Some routers offer extra features like virus filters, content blocking (mainly to prevent access to adult websites) or traffic prioritization (also known as Quality of Service). Filtering can be quite easily bypassed so should not be considered a key feature while prioritization can be done via software also. Faster wireless technologies may be worth paying extra for, but every computer will need a wireless network card that supports the same protocol (e.g. 802.11g, 802.11a or 80.2.11n).

 

Hello P2K,

thank you for your input. You offer a lot of tremendously sound advice. Regarding the DNS ip address, if one is behind a router like I am, should it not be okay to include the router's ip address (eg: 192.168.0.1) as the DNS server, since this is the address listed, at least in my case, as the DNS server? otherwise, I do see your point because I know that my isp is always changing their dns server's primary and secondary ip addresses.

 

This is what I was referring to that may need to be edited, not my follow up.

 

Is it safe to install or reformat/reinstall Windows with the network (LAN) cable plugged into the computer if:

A. You are the only computer on the LAN connected to a NAT router?

B. There are multiple computers on the LAN connected to a NAT router which you are pretty sure are clean?
At least they don't show any obvious signs of infection.
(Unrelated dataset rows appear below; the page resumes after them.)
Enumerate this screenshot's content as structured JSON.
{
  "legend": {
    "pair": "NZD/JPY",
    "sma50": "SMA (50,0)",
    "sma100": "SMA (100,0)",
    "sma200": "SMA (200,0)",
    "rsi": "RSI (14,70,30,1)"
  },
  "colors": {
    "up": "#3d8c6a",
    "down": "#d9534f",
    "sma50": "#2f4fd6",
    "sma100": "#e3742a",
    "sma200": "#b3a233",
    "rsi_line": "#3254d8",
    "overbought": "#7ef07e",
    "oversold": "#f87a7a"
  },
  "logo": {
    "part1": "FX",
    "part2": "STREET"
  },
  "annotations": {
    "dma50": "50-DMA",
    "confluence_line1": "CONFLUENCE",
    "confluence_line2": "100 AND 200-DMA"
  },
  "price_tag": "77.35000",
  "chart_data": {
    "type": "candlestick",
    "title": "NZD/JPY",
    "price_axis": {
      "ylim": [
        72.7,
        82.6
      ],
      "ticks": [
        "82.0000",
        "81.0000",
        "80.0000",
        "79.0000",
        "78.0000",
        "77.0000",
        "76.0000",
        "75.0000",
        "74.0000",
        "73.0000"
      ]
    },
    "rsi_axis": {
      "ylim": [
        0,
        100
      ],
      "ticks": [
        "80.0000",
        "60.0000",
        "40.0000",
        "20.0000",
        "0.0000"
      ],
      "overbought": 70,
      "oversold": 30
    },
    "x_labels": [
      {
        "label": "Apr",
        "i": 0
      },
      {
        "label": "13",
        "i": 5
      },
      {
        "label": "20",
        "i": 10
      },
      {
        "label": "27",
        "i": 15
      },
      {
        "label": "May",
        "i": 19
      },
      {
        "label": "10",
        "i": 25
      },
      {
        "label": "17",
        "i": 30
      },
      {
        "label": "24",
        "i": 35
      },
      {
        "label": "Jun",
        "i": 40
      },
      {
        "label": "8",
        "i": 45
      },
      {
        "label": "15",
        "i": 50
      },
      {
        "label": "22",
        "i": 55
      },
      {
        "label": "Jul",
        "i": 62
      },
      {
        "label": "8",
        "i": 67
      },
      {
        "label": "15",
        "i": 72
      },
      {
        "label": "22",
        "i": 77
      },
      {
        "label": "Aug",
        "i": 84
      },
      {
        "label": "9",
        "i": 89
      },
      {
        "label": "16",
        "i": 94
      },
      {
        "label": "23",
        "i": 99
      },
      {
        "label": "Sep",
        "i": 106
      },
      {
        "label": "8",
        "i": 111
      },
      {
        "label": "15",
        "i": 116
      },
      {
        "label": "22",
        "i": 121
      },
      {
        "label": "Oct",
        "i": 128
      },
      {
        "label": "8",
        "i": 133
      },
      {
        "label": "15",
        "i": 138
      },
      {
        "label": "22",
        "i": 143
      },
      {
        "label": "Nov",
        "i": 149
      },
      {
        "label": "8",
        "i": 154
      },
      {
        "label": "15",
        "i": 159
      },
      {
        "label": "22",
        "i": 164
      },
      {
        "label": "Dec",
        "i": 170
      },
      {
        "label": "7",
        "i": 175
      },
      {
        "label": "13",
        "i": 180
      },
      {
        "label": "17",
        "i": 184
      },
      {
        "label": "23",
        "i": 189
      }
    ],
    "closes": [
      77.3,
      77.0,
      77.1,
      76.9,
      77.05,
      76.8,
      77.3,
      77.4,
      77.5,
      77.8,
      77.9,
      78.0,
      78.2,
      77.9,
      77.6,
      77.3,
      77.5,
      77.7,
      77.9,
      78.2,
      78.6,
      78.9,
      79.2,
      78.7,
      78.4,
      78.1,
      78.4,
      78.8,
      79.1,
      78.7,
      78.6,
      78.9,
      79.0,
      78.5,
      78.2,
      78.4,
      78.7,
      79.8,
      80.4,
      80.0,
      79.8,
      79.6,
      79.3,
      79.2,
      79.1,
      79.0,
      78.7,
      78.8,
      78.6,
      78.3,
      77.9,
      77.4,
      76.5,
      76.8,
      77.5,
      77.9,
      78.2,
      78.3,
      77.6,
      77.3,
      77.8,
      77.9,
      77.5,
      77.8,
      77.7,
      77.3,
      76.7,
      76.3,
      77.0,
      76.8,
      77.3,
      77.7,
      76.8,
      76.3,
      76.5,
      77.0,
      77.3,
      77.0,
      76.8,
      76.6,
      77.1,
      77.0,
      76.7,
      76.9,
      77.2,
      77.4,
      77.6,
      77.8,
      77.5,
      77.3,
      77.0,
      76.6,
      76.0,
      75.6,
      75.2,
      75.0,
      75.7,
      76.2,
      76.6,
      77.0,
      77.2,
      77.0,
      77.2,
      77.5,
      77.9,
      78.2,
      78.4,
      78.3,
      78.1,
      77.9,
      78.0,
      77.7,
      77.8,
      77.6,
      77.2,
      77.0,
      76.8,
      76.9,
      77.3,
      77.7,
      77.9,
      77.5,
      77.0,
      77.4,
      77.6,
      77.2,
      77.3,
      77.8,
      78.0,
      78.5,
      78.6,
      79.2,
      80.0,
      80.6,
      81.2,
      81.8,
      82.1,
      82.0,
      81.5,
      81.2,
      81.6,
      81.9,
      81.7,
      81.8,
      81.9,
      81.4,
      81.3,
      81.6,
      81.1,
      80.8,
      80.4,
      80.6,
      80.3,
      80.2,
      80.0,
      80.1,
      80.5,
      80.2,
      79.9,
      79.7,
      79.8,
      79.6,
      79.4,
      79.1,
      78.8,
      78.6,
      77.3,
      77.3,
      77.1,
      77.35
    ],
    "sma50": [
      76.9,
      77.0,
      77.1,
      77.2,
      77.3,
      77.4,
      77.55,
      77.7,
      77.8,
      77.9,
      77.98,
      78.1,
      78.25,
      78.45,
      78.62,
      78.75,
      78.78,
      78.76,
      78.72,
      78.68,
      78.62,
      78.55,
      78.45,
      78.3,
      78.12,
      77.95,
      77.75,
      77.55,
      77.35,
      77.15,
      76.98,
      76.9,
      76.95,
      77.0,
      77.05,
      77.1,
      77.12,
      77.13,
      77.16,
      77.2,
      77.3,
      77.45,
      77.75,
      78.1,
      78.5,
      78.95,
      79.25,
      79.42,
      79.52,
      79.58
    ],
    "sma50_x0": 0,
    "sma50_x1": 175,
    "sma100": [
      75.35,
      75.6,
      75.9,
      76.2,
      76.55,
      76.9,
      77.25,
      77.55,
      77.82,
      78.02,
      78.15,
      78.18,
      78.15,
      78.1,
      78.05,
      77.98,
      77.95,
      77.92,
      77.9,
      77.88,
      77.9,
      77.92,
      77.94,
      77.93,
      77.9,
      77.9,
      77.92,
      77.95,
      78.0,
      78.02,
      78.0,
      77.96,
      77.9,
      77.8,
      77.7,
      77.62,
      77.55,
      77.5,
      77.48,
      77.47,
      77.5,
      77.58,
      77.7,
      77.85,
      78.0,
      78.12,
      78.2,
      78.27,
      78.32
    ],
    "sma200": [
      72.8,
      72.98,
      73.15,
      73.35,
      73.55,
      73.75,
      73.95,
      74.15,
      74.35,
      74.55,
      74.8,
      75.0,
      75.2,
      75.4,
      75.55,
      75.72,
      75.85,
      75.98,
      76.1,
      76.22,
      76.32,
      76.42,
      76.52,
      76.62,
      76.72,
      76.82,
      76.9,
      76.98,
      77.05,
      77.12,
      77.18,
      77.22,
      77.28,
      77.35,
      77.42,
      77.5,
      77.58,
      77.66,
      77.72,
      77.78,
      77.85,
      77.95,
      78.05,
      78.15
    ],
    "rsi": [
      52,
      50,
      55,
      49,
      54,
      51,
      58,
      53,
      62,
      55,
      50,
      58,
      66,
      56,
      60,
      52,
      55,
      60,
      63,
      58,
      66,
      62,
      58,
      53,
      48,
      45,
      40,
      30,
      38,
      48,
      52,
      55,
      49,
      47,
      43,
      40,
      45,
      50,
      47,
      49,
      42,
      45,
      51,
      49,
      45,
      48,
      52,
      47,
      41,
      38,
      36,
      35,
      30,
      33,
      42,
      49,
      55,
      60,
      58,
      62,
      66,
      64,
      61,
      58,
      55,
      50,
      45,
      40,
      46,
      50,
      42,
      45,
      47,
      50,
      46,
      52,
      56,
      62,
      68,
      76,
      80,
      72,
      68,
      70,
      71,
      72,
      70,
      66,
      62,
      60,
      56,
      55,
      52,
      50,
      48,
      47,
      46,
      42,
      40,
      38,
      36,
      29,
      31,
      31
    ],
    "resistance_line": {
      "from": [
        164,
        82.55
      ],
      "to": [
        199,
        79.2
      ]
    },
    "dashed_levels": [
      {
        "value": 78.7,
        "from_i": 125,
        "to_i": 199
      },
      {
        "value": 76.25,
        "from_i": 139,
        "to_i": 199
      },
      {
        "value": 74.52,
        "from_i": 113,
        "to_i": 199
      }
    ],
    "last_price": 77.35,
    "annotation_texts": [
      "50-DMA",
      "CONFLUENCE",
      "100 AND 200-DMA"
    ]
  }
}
C. There are multiple computers on the LAN connected to a NAT router and you have no idea if they are clean or not?

Recommendations on the above for variations of OS: 98, 2000, XP SP1, XP SP2, Vista?

 

Fair enough - I'd suggest changing "(optional)" to "(optional - allow for online help if you agree to Microsoft collecting system information)". Please also note the suggested additions in posts 66 and 71 - if you wish to avoid doing the edits yourself, you could copy the post into a private thread that we can both access.

I'm unsure about whether to add processes where connection attempts indicate malware at work (e.g. winlogon, lsass) since this is very much a moving target - more generic advice like "If you don't recognise the file name, block it - if it is legitimate, you should receive an error message giving a better idea of the program responsible whereupon you can change the rule to allow." may be better. Opinions, anyone?

The last sentence in the first paragraph in "What benefits does it offer?" should cover that.